Palo Alto Networks' CEO Touts Large Clients As Long-Term Drivers, Not Short-Term

Updated from 4:33 p.m. EDT.

Palo Alto Networks (PANW) stock was sliding about 12% to $142.06 in after-hours trading on Monday after the company posted mixed results for the quarter ended Oct. 31.

Despite beating analysts' estimates on earnings for the first quarter of fiscal 2017, the cybersecurity provider's lower-than-anticipated first-quarter revenue and downbeat outlook took the focus.

Following today's market close, the Santa Clara, Calif.-based company reported adjusted earnings of 55 cents per share on revenue of $398.1 million. Analysts surveyed by FactSet were looking for adjusted earnings of 52 cents a share on revenue of $400.3 million.

Product revenue was $163.8 million and subscription and support revenue was $234.3 million, while Wall Street projected $166.9 million and $233.5 million, respectively.

First-quarter billings jumped 33% year-over-year to $516.9 million. Wall Street was modeling billings of $525 million for the quarter.

Evercore analysts Ken Talanian, Kirk Materne and Fenn Hoffman said in an earnings preview on Nov. 17 that the company's billings growth is one of the best indicators for its business. The analysts had estimated about 34% year-over-year growth for billings in the period.

CEO Mark McLaughlin said in the conference call that the results were "not as robust as expected."

This was partly due to the fact that the company has begun to pick up many larger customers which are slow to make purchasing decisions. These bigger deals elongate sales cycles and will impact results in the near-term, but are positive for Palo Alto Networks in the long-term.

McLaughlin added that the weak results are not related to competition in the segment, adding that Palo Alto Networks is growing about three times faster than networking company Cisco (CSCO) , which he said indicates that the company is beating competitors.

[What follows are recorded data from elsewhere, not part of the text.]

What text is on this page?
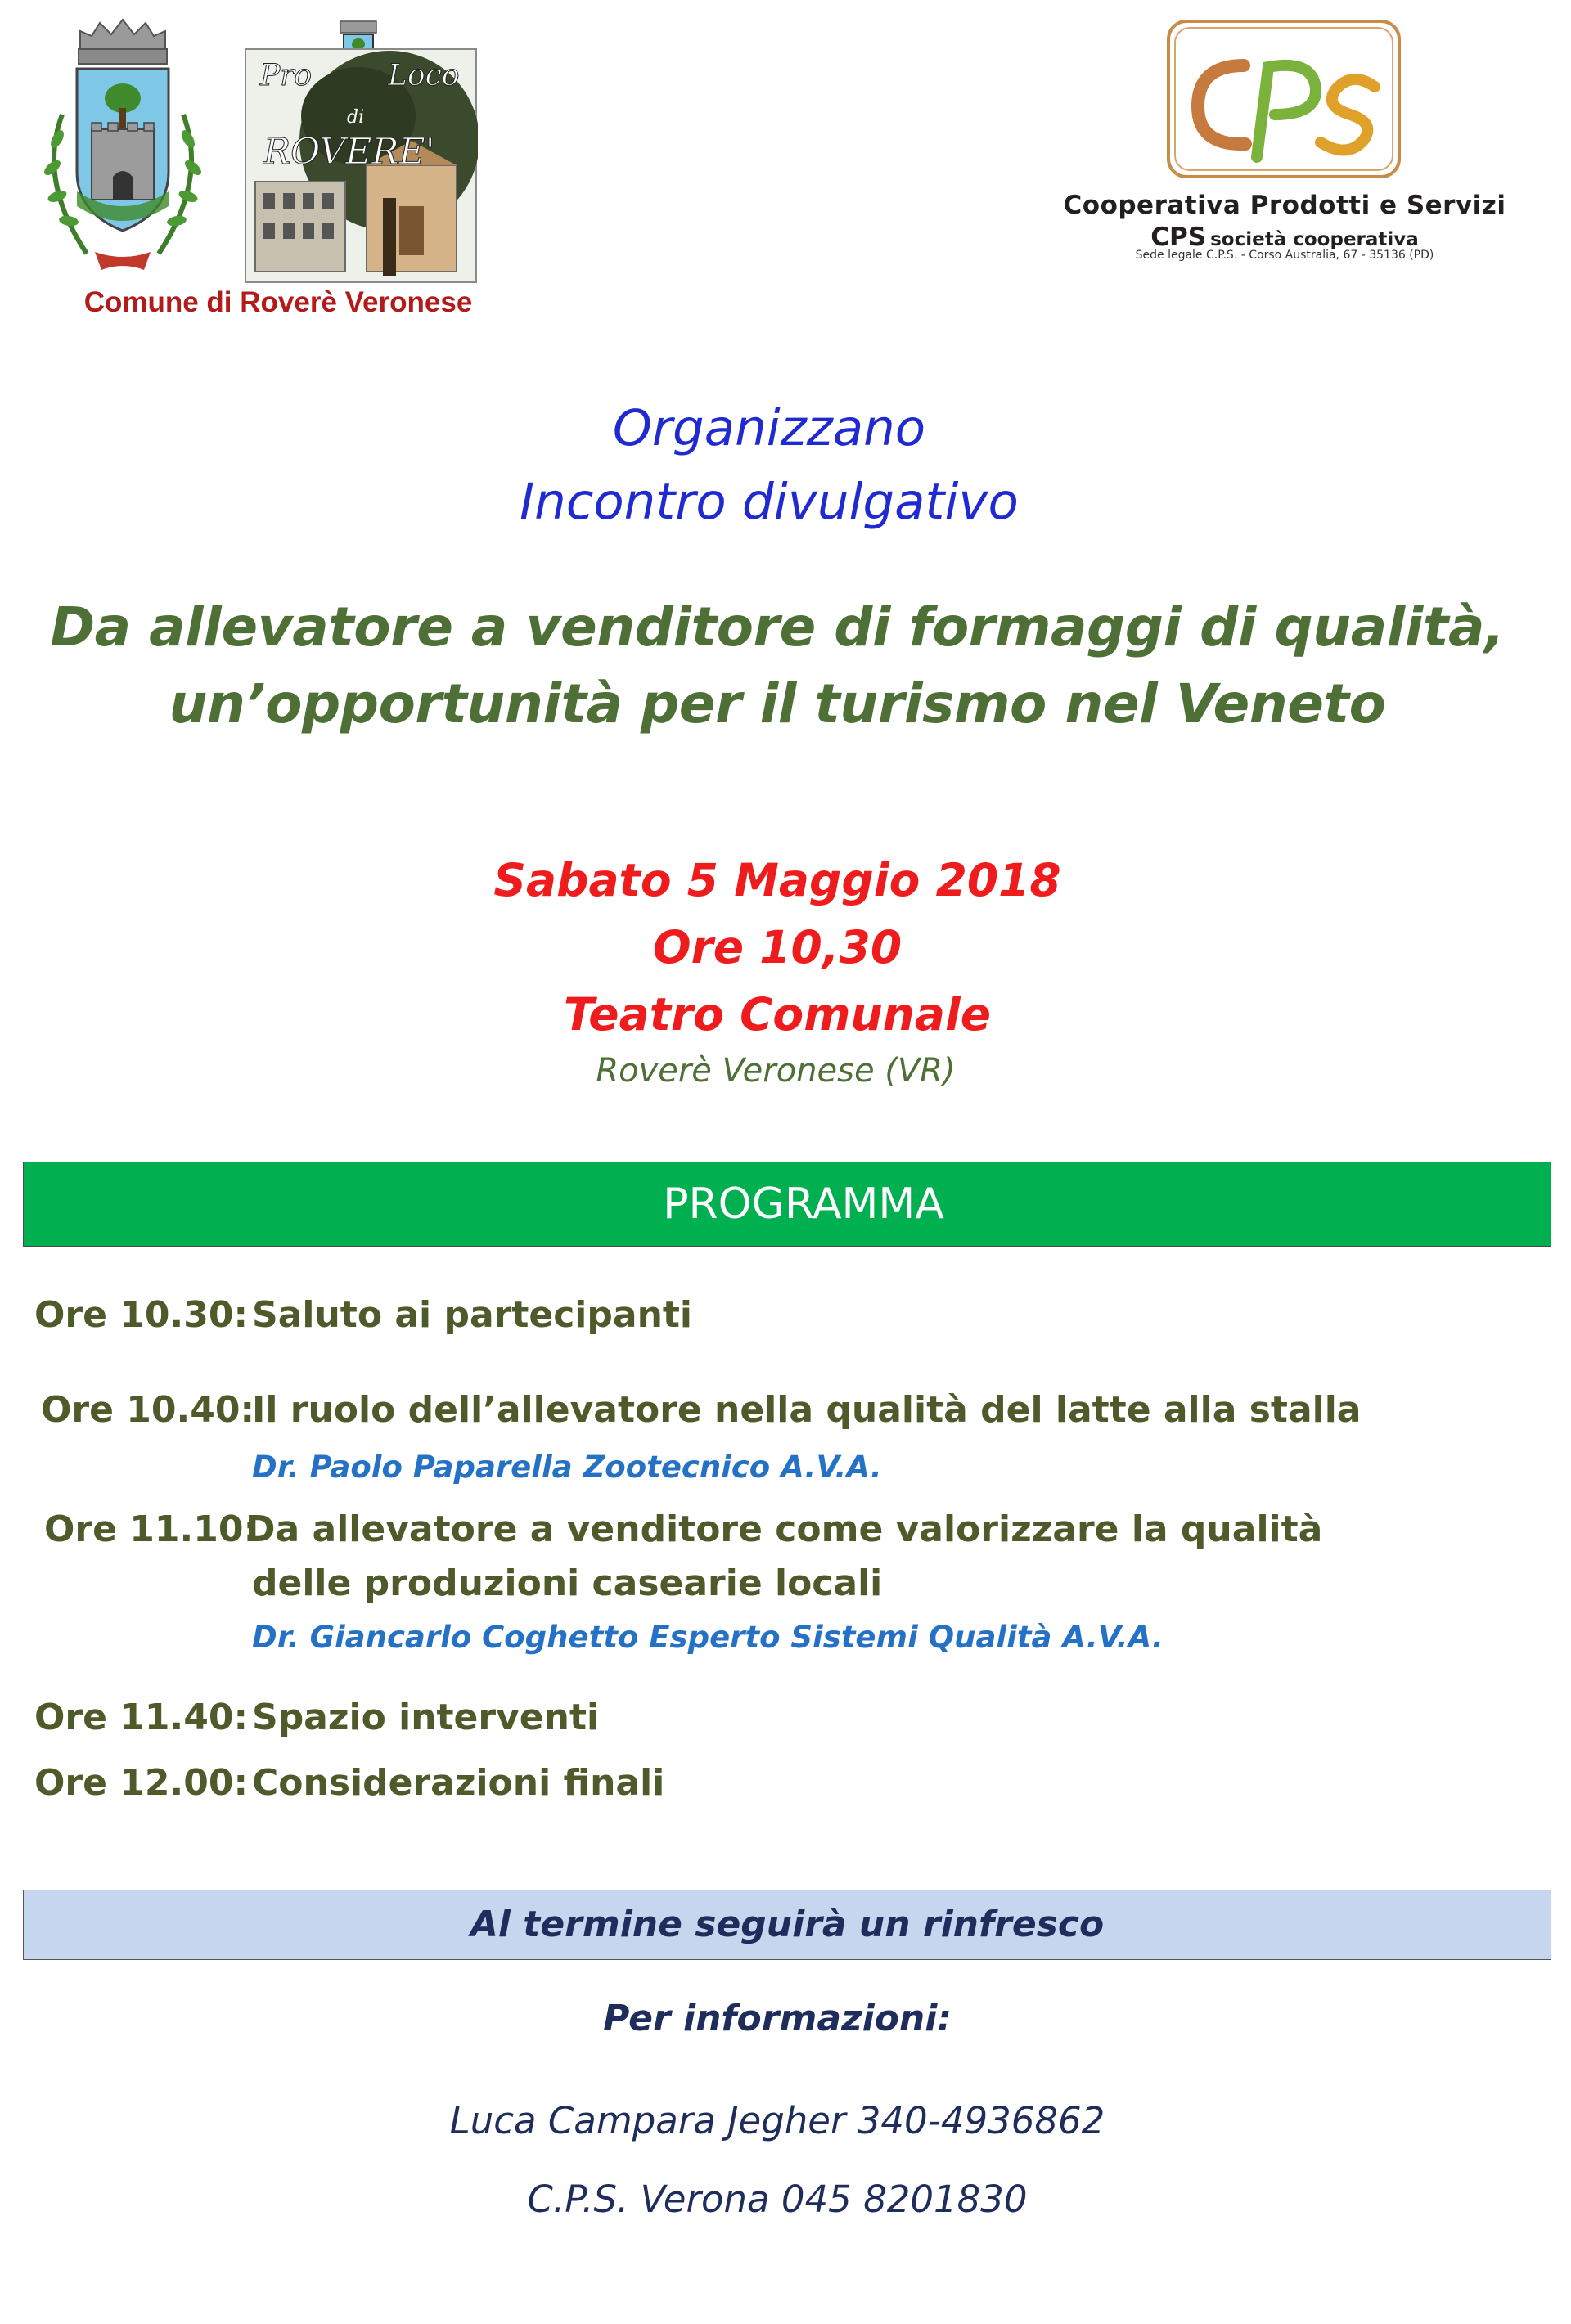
Pro	Loco
di
ROVERE'
Comune di Roverè Veronese
CPS
Cooperativa Prodotti e Servizi
CPS società cooperativa
Sede legale C.P.S. - Corso Australia, 67 - 35136 (PD)
Organizzano
Incontro divulgativo
Da allevatore a venditore di formaggi di qualità,
un’opportunità per il turismo nel Veneto
Sabato 5 Maggio 2018
Ore 10,30
Teatro Comunale
Roverè Veronese (VR)
PROGRAMMA
Ore 10.30: Saluto ai partecipanti
Ore 10.40:
Il ruolo dell’allevatore nella qualità del latte alla stalla
Dr. Paolo Paparella Zootecnico A.V.A.
Ore 11.10:
Da allevatore a venditore come valorizzare la qualità
delle produzioni casearie locali
Dr. Giancarlo Coghetto Esperto Sistemi Qualità A.V.A.
Ore 11.40: Spazio interventi
Ore 12.00: Considerazioni finali
Al termine seguirà un rinfresco
Per informazioni:
Luca Campara Jegher 340-4936862
C.P.S. Verona 045 8201830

"It's clear that security is a priority and will remain so for organizations, governments and businesses for a long period to come," McLaughlin added. "It's so important to everything underpinning the digital age. I don't see that changing anytime soon."

For the second quarter, Palo Alto Networks expects adjusted earnings per share of 61 cents to 63 cents on revenue between $426 million and $432 million. Analysts surveyed by FactSet anticipate adjusted earnings of 63 cents per share on revenue of $439 million.

For the fiscal year, Palo Alto Networks forecasts that revenue will climb 30% to 31% year-over-year with product revenue gaining 12% to 13% annually. Adjusted earnings per share are projected between $2.75 and $2.80. Wall Street is looking for annual revenue growth of 33% and adjusted earnings of $2.78 per share.

"Our first quarter 2017 results underscore that our Next-Generation Security Platform uniquely solves customers' most complex security challenges," McLaughlin said in a company statement. "Our platform's ability to provide high degrees of prevention, automation, leverage and consistent security, regardless of wherever data may be, is becoming increasingly important in the face of today's important macro technology changes."

CFO Steffan Tomlinson noted that Palo Alto Networks added 1,500 new customers in the quarter. Existing customers also began to broadly adopt the Next-Generation Security Platform.

Palo Alto Networks had beat analysts' expectations for the past thirteen quarters, according to Piper Jaffray.

About 4.33 million shares of the company traded hands on Monday, well above the 30-day average volume of roughly 1.24 million shares.